Thursday, June 5, 2008


GUARDIAN, UK What is it with photographers these days? Are they really all terrorists, or does everyone just think they are?

Since 9/11, there has been an increasing war on photography. Photographers have been harassed, questioned, detained, arrested or worse, and declared to be unwelcome. We've been repeatedly told to watch out for photographers, especially suspicious ones. Clearly any terrorist is going to first photograph his target, so vigilance is required.

Except that it's nonsense. The 9/11 terrorists didn't photograph anything. Nor did the London transport bombers, the Madrid subway bombers, or the liquid bombers arrested in 2006. Timothy McVeigh didn't photograph the Oklahoma City Federal Building. The Unabomber didn't photograph anything; neither did shoe-bomber Richard Reid. Photographs aren't being found amongst the papers of Palestinian suicide bombers. The IRA wasn't known for its photography. Even those manufactured terrorist plots that the US government likes to talk about -- the Ft. Dix terrorists, the JFK airport bombers, the Miami 7, the Lackawanna 6 -- no photography.

Given that real terrorists, and even wannabe terrorists, don't seem to photograph anything, why is it such pervasive conventional wisdom that terrorists photograph their targets? Why are our fears so great that we have no choice but to be suspicious of any photographer?

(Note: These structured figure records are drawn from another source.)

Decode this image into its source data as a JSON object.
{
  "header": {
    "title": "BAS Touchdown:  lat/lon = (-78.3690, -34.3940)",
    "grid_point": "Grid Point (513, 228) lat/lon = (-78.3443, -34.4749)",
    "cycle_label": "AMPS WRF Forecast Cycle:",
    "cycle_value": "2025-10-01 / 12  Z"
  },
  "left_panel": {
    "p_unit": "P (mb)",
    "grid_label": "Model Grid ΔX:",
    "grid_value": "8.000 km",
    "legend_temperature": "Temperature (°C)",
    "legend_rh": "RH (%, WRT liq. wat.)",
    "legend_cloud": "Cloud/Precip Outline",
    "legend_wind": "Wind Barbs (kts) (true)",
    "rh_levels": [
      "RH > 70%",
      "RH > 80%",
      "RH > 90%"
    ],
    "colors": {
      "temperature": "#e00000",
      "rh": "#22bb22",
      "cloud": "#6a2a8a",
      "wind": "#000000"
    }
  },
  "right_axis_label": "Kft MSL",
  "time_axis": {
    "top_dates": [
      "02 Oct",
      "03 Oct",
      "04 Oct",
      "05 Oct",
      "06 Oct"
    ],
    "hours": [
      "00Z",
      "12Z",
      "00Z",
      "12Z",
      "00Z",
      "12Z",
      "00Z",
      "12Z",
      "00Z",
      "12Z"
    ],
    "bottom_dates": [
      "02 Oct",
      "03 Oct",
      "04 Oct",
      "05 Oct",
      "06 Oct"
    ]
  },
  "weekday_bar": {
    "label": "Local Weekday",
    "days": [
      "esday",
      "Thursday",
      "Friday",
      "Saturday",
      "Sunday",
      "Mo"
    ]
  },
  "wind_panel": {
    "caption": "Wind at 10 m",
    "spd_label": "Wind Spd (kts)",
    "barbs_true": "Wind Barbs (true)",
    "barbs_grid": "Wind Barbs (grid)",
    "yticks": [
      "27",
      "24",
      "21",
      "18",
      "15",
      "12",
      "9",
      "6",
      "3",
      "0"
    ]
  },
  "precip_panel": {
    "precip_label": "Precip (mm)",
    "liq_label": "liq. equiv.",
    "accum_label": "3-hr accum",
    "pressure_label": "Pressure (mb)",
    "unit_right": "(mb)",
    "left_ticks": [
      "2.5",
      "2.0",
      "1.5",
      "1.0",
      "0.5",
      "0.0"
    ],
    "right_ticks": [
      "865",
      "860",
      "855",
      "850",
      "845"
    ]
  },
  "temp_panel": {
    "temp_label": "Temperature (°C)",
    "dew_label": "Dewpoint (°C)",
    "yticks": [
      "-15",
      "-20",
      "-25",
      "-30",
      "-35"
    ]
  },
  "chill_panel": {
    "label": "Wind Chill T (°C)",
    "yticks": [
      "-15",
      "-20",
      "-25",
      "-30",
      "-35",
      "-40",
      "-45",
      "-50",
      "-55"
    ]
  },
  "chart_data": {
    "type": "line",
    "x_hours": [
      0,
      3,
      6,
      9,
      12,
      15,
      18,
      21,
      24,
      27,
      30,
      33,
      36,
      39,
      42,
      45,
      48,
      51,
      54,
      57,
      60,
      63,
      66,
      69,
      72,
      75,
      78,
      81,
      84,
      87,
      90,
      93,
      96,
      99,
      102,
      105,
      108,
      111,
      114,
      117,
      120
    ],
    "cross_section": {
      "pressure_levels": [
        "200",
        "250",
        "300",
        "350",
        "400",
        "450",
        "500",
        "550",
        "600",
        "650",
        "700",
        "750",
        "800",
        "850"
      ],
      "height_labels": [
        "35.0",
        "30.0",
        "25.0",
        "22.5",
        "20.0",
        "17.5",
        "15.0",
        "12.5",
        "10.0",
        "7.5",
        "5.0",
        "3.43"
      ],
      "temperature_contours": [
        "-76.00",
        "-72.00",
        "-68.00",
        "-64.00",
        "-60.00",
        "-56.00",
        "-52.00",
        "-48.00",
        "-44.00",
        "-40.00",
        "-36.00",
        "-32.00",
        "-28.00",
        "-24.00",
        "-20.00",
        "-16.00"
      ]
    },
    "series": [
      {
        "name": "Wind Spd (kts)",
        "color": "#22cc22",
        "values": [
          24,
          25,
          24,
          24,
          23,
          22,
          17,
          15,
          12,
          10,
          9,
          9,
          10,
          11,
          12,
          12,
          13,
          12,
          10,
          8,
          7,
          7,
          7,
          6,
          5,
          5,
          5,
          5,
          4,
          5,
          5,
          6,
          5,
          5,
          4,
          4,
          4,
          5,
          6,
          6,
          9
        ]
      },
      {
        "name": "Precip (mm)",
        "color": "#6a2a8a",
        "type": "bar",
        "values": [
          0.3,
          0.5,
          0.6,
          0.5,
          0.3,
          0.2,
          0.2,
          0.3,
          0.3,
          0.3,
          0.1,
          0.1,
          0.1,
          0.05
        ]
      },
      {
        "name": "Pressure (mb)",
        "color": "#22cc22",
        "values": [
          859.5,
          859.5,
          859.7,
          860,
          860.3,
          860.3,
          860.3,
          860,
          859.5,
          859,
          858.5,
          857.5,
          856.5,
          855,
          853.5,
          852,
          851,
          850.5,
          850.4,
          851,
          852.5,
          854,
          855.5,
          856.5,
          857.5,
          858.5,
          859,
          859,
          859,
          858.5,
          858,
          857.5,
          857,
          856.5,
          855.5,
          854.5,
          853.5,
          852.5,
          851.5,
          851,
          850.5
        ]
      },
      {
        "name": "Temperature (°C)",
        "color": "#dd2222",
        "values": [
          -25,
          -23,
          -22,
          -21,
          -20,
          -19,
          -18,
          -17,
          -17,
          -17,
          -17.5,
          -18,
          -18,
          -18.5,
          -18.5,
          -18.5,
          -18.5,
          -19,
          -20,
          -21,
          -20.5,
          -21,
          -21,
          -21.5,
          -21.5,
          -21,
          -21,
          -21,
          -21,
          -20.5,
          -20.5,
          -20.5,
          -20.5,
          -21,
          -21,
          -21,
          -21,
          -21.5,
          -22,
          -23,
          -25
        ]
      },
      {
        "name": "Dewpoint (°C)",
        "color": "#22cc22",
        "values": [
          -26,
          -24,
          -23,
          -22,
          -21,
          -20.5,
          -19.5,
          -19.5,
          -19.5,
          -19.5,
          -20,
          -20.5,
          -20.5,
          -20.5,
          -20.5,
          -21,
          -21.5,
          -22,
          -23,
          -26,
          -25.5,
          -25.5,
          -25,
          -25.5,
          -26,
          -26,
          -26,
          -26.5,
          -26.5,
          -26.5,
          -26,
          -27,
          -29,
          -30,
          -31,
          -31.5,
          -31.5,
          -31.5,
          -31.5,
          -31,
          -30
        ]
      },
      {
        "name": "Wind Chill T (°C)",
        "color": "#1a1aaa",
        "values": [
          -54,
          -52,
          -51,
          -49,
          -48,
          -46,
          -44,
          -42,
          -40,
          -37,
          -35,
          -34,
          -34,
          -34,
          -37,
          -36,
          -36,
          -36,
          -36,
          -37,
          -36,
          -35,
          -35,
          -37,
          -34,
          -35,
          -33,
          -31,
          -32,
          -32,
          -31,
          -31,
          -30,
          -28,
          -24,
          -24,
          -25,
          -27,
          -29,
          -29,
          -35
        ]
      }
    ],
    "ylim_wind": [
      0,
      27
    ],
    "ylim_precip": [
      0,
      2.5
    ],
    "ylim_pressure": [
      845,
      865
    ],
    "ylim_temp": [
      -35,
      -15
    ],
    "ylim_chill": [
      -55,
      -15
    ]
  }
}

Because it's a movie-plot threat. . .

Terrorists taking pictures is a quintessential detail in any good movie. . . The problem with movie-plot security is it only works if we guess the plot correctly. If we spend a zillion dollars defending Wimbledon and terrorists blow up a different sporting event, that's money wasted. If we post guards all over the Underground and terrorists bomb a crowded shopping area, that's also a waste. If we teach everyone to be alert for photographers, and terrorists don't take photographs, we've wasted money and effort, and taught people to fear something they shouldn't.

And even if terrorists did photograph their targets, the math doesn't make sense. Billions of photographs are taken by honest people every year, 50 billion by amateurs alone in the US And the national monuments you imagine terrorists taking photographs of are the same ones tourists like to take pictures of. If you see someone taking one of those photographs, the odds are infinitesimal that he's a terrorist.


At June 5, 2008 9:53 PM, Anonymous Anonymous said...

The silliness of the "war on terror" and the costly, paranoid, and ultimately ineffective police state it has spawned is starting to hit home.

At June 6, 2008 9:35 AM, Anonymous Anonymous said...

The whole War On Terror thing has been nothing but showbiz from the beginning. The actions being taken by the government are not at all intended to catch terrorists. The instant 9/11 gave them the pretext, the paranoid power-hungry elite decided this was the perfect excuse to create an SS/KGB-style police state in America by which everyone is made afraid of everyone else.

Fool of Eris

All honest people are expected to inform on anyone they see whose behavior does not match white middle-class social norms. Since the average is that which no one ever exactly matches, we can all be made suspects.